This is what goes on in my head when someone mentions the words private health insurance:
It’s a mixture of confusion, boredom and above all else, ignorance.
What about it is ‘private’? Is there a public one? Does it cover dental? Why do I have to get it before June 30? Was Jesus really a carpenter?
Aleksandr said it would be simples?
With that aforementioned date being mentioned in every second ad, we thought we best do you a solid and investigate the pros and cons of insuring your health and wellbeing.
We got on the blower to Laura from iSelect, a multi-channel comparison service, who talked us through the equally dull and important world of health insurance. “It can be very confusing and boring,” she says, “that’s why it’s great to use an expert’s help.”
What is it, exactly?
Private health insurance (which I’m gonna abbreviate to PHI cause it’s annoying to type over and over) can be split up into three areas:
1. Hospital cover
2. General treatment cover (also known as extras cover, like dental, physio and massages)
3. Ambulance cover
And although their beloved Thylacine is well and truly extinct, it’s not all bad news for Tassie folk – y’all get ambo cover for free!
Okay.
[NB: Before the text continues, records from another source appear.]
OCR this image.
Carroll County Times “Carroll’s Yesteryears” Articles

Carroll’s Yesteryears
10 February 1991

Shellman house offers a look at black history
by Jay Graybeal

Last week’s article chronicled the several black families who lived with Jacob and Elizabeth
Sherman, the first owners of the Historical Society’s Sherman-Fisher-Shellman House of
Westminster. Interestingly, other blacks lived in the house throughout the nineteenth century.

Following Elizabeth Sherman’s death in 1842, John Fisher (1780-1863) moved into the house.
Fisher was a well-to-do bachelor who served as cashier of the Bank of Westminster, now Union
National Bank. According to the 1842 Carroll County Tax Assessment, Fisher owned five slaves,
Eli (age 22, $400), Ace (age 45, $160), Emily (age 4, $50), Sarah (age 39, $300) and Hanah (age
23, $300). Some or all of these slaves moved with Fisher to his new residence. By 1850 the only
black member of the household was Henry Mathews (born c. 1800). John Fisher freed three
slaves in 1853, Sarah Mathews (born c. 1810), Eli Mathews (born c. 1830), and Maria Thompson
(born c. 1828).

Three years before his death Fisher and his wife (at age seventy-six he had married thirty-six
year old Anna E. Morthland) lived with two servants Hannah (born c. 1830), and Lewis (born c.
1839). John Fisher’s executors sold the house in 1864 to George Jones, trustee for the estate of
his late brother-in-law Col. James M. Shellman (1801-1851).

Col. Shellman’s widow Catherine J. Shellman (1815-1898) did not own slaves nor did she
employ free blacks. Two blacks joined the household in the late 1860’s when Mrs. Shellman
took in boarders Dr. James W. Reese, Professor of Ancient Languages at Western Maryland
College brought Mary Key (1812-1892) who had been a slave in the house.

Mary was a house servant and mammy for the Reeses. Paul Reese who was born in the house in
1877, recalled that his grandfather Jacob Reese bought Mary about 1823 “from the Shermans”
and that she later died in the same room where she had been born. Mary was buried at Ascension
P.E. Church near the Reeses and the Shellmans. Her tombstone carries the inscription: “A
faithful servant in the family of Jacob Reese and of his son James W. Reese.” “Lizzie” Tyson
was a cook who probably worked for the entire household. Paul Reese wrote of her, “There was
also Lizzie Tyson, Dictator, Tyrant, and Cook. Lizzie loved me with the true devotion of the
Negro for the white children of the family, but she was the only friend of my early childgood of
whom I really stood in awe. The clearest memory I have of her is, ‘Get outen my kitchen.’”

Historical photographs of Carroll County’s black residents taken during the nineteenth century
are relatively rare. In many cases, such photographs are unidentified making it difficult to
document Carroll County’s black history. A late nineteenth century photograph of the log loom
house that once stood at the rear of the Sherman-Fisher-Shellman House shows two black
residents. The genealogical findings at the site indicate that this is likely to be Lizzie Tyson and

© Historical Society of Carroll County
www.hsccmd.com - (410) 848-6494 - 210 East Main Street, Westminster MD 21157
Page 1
So you’ve now got a full-time job and/or you’re over 25, so you’re no longer eligible to be covered under your parents plan. You need to organise your own cover. Where should you start?
We know, growing up sucks a fair whack of arse.
Laura says that when you decide to get health cover, the best idea is to jump onto a comparison site like iSelect, or to give them a call to chat to an expert.
And no, Laura assures me that the operators do not get commission based on what insurance they recommend – that’s bollocks. All comparison sites have particular funds they partner with, but they’ll be upfront with who they’ve got on board.
You’ll be asked questions like how old you are, if you go to the gym a lot, if you wear glasses etc. “Based on the answers we can recommend a policy within a specified budget,” says Laura. “For example, if you’re into fitness, you might want your extras to be mainly physio.”
You can choose to just have ambulance cover, or just hospital or just extras – it’s up to you.
Speaking of prices. What can I expect to be paying for cover?
The price point of different funds varies pretty wildly, depending on what you want to be covered for.
“The most basic level of hospital cover is $60 a month,” says Laura. “For a more comprehensive cover, you could be looking at anything up to around $200 a month.”
How much do you pay for these services if you don’t have cover?
If you don’t have ambulance cover, and (god forbid) you’re involved in a bad car accident – you could pay thousands for the ride.
Let’s pretend you don’t have hospital cover, either. Since your injuries are life threatening, your surgery and stay at the hospital will be free. That’s the greatest part about this country’s superb public healthcare system.
But, let’s say you need a knee reconstruction, or other ‘elective’ surgeries (they’re considered elective if they’re non-life threatening), you’ll be put on a waiting list for surgery and won’t have a say on who your doc is. It’ll cost you cash dollars, too.
WTFs the deal with July 1st?
This is where it gets tricky, and a lil complicated. Hold tight.
In a nutshell, our brilliant public healthcare system exists because of tax dollars. So, in order to incentivise folks to get private health insurance and take a load off the public system, the gov’t introduced the Medicare Levy Surcharge (MLS) tax and Lifetime Health Cover (LHC) Loading.
Laura explains that if you’re earning over $90,000 (or $180,000 for couples and families) and don’t have private health insurance, you’ll have to pay the Medicare Levy Surcharge (which is a minimum of $900 tax… similar to how much PHI would cost you anyway).
See what they did there?! Ya may as well get it.
Further, apart from being the start of the new financial year, July 1st also represents the cut off date for peeps turning 31 to get hospital cover before being slapped with the LHC loading.
how i imagine that would feel to cop that sweet LHC
In simple terms? “A forty year old taking out private health insurance for the first time will have to pay 20 per cent more than someone who signed up before they turned 31,” says Laura.
Alright so I have decided to just get the damn insurance. Can I haggle to get a better deal?
“No, generally not,” says Laura. “At this time of year, though, there are certainly offers, like one month free, or a free pair of runners and things like that. Generally, it’s not as easy to haggle compared to things like home loans and interest rates. Though, if you’ve currently got a policy and you’re thinking of swapping, it’s worth asking for a better deal before you switch. There’s no harm in asking.”
And Laura’s final tips n tricks?
“Lots of people leave getting private health insurance until June 30 (the last minute) – particularly young men. On the 28th, 29th and 30th we get super busy. So if you’re gonna take it out this year, don’t leave it until the last minute.”